When is Mercantile Bank (MBWM) holding its 2026 annual shareholder meeting?

Mercantile Bank will hold its 2026 annual shareholder meeting virtually on May 21, 2026 at 9:00 a.m. Eastern Time. Shareholders may attend via live webcast and submit questions before and during the meeting using the online platform described in the proxy materials.

What proposals are on the agenda for Mercantile Bank (MBWM) shareholders in 2026?

Shareholders are voting on three main items: electing twelve directors for one-year terms, ratifying Plante & Moran, PLLC as independent auditor for 2026, and an advisory say-on-pay vote approving the compensation of named executive officers as disclosed in the proxy statement.

How can Mercantile Bank (MBWM) shareholders vote their shares for the 2026 meeting?

Shareholders of record can vote by internet, telephone, or mail using the proxy card or online instructions. Beneficial owners holding shares in street name must follow their broker or bank’s voting directions. The Board encourages advance proxy voting because there will be no in-person voting.

What are some key governance features of Mercantile Bank (MBWM)’s board?

The board reports that 92% of directors are independent, the Chair and Chief Executive Officer roles are separate, and all committee chairs are independent. Around 58% of directors reflect racial and gender diversity, and independent directors hold regular executive sessions without management present.

How much compensation did Mercantile Bank (MBWM)’s CEO receive for 2025?

President and Chief Executive Officer Raymond E. Reitsma received total 2025 compensation of $1,769,983, including $734,600 in salary, stock awards of $471,283, non-equity incentive plan compensation of $462,798, and other compensation of $101,302 as detailed in the executive pay table.
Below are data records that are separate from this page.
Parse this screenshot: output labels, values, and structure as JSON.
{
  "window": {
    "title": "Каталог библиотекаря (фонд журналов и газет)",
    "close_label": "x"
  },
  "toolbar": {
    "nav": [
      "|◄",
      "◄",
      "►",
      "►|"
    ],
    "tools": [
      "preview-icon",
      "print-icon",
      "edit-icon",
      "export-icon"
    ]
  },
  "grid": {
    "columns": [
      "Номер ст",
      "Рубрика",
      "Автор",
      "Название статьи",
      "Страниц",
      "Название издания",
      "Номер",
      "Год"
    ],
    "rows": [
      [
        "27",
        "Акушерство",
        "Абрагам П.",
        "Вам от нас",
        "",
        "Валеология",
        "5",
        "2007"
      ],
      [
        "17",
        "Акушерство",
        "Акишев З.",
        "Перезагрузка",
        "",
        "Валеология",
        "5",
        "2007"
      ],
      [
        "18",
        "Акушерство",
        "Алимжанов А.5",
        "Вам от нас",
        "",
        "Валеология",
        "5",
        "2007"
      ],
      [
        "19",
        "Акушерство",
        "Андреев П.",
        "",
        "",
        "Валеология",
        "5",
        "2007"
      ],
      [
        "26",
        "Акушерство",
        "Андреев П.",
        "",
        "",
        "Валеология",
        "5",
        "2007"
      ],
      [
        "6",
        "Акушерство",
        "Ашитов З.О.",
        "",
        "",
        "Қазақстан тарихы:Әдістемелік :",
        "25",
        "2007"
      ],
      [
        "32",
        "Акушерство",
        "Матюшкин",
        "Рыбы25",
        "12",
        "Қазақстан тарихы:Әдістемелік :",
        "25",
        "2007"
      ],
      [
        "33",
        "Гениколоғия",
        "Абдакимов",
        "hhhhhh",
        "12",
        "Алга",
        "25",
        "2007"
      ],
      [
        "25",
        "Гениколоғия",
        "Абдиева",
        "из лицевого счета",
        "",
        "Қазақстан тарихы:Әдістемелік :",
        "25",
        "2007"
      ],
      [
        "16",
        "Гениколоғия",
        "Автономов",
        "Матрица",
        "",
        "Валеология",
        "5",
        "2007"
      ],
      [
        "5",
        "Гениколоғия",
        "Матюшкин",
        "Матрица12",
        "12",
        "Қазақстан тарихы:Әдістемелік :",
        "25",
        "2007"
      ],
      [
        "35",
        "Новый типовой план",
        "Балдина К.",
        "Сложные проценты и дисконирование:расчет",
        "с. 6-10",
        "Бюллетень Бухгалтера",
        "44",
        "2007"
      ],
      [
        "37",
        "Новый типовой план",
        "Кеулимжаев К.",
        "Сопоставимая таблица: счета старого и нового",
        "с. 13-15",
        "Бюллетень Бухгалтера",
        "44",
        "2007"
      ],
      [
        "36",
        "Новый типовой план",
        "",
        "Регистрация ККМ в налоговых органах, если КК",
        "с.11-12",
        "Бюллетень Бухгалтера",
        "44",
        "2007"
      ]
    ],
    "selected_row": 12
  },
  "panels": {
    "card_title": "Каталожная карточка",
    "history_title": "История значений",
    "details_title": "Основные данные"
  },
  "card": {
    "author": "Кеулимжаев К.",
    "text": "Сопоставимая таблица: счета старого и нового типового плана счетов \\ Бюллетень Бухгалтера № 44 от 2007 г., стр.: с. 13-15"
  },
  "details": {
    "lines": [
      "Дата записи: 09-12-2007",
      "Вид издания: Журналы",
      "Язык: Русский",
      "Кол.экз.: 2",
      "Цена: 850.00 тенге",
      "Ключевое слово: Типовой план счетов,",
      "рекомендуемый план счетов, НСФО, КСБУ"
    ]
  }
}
How many Mercantile Bank (MBWM) shares are outstanding and who are major shareholders?

There were 17,274,899 common shares outstanding as of the March 27, 2026 record date. Reported 5% beneficial owners include BlackRock, Inc. with 1,223,591 shares, Dimensional Fund Advisors LP with 1,031,485 shares, and The Vanguard Group with 1,039,359 shares.

What is Mercantile Bank (MBWM)’s approach to executive compensation and incentives?

The company aims to align pay with performance through base salary, short-term and long-term incentives, and equity awards. Bonus plans use metrics such as earnings per share, return on assets, net interest margin, efficiency ratio, and asset quality, with clawback provisions and a strong focus on long-term shareholder value.